Domenico Beccafumi (Valdibiena [Montaperti], entre 1484 et 1486 – Sienne, 1551)

Genuzio (Genucius Cipus), entre 1529 et 1535.

Fresque de la voûte de la salle du Consistoire.

Inscriptions :

  • (dans le cartouche sous la fresque) : « GENVTIVS CIPPVS PRÆTOR » [1]

Provenance : In situ

Sienne, Palazzo Pubblico, Sala del Concistoro.

Il faut porter un regard très attentif sur la figure de Genutius Cippus pour apercevoir les deux cornes qui viennent de pousser sur sa tête. Valère Maxime [2], une fois encore, est l’auteur de la narration de cet étrange événement, de son contexte et, plus que tout, de ses conséquences. Le choix de l’exil plutôt que l’accomplissement de la prédiction lui promettant de devenir roi, formulée par les auspices consultés, valut à Cipus d’entrer dans l’histoire, non comme acteur involontaire d’un « prodige inouï » mais comme un exceptionnel exemple d’amour parfait pour la patrie. On ne peut qu’admirer l’art avec lequel Beccafumi fait de la seule présence de la figure du romain une synthèse de l’événement : les cornes ont pris l’apparence d’une couronne, tandis que d’un geste, le préteur indique sa décision de s’éloigner en gagnant le lieu de son exil délibérément choisi.

La figure de la Force, visible dans l’écoinçon du bas, est identifiable grâce à la colonne (cassée) qu’elle porte devant elle.

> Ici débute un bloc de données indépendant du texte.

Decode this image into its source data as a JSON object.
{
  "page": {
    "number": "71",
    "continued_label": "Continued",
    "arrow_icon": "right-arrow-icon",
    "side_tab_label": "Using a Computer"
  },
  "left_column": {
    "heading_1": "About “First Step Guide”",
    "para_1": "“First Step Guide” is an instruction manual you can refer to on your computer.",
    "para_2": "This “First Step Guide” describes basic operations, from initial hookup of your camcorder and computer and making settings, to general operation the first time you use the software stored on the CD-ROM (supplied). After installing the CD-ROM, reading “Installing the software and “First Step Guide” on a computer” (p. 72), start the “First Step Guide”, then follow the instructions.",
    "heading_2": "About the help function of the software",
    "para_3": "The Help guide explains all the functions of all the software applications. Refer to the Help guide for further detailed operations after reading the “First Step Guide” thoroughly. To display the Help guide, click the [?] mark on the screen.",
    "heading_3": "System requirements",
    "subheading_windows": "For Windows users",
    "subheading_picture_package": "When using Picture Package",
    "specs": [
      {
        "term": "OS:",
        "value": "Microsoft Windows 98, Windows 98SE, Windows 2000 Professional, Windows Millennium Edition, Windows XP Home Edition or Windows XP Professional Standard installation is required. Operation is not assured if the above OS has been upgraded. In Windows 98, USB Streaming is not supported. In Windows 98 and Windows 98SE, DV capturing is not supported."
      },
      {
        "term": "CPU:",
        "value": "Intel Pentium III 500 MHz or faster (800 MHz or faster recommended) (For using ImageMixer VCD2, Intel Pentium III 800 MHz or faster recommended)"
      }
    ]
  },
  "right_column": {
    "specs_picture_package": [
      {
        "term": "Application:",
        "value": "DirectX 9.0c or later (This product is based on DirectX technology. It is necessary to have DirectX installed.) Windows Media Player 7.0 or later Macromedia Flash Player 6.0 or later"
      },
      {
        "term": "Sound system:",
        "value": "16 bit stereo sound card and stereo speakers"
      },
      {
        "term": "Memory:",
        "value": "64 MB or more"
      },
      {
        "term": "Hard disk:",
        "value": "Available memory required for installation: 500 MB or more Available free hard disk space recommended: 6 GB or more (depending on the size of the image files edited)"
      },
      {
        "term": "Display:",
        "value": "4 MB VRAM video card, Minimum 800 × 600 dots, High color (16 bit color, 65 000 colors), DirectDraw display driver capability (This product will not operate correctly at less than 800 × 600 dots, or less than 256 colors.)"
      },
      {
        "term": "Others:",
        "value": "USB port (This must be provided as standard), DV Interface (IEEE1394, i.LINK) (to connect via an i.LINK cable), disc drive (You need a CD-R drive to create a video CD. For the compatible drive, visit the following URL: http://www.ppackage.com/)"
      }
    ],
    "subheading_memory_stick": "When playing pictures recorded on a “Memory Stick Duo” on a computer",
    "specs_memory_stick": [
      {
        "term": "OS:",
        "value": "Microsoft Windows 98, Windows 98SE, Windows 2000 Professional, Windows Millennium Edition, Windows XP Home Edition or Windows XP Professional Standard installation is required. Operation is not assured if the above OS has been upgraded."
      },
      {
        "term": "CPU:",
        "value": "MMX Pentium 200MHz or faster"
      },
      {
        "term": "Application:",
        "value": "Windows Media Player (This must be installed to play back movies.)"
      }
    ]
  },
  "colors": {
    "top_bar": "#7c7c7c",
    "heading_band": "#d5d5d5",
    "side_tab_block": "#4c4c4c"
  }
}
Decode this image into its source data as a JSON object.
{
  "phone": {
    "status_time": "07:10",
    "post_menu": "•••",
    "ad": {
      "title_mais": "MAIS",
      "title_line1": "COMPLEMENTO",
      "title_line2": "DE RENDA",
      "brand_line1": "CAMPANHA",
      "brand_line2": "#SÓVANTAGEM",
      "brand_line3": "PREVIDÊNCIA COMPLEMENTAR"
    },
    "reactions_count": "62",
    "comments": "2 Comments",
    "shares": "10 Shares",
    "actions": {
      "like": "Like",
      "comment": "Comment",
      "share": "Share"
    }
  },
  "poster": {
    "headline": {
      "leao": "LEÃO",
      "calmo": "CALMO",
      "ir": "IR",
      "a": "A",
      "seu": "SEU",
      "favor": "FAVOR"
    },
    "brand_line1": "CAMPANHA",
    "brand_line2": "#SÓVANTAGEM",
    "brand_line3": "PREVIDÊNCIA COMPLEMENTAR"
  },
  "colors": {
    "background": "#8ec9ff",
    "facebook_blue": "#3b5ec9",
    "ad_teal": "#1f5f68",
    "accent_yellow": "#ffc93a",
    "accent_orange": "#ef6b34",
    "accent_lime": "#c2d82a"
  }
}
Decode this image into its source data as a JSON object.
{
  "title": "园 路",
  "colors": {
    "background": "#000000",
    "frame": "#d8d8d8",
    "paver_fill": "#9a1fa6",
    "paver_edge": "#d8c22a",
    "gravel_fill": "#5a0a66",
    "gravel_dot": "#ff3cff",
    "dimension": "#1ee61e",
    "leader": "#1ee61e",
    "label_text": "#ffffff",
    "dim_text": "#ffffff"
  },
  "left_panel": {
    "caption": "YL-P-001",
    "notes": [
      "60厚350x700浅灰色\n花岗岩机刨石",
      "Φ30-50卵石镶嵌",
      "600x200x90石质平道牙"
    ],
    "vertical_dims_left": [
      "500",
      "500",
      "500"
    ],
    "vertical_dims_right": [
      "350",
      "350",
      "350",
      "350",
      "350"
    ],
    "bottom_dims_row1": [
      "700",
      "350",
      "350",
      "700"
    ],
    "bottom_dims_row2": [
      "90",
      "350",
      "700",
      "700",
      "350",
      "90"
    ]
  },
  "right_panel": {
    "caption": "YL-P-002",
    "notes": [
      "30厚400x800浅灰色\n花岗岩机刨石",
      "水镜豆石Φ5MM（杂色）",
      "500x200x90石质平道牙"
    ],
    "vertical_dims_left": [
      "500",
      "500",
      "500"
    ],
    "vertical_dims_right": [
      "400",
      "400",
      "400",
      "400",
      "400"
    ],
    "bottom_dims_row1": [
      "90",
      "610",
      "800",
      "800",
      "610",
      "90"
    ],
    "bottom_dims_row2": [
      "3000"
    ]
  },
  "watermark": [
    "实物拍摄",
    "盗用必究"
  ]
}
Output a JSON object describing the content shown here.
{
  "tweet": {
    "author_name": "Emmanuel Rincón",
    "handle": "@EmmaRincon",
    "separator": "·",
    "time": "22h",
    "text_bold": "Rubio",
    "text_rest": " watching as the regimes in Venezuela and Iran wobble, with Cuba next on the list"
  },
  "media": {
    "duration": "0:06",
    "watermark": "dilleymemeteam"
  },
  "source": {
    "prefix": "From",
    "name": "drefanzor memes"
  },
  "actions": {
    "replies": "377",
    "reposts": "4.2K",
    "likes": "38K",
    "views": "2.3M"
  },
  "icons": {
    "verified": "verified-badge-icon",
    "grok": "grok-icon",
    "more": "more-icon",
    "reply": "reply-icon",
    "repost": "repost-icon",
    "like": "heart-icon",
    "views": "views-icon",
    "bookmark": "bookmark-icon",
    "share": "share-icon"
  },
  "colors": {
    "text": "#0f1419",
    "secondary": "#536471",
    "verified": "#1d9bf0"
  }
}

[1] « Le préteur Genucius Cipus ».

[2] « Le préteur Génucius Cipus sortait de Rome en habit de guerre : comme il passait sous la porte, on vit se développer en sa personne un prodige singulier et inouï. Il lui poussa subitement comme deux cornes sur la tête. Les aruspices, consultés, répondirent qu’il serait roi s’il rentrait dans la ville. Pour empêcher l’accomplissement de cette prédiction, il se condamna de lui-même à un exil perpétuel. Quel amour pour la patrie ! la gloire en est plus grande et plus solide que celle des sept rois de Rome. En mémoire de cet événement une tête d’airain fut incrustée dans la porte où sortit Génucius, et nommée Raudusculana, parce qu’autrefois les morceaux d’airain se nommaient raudera. (An de R. 515.) ». Valère Maxime, Faits et dits mémorables, V, 6, 3.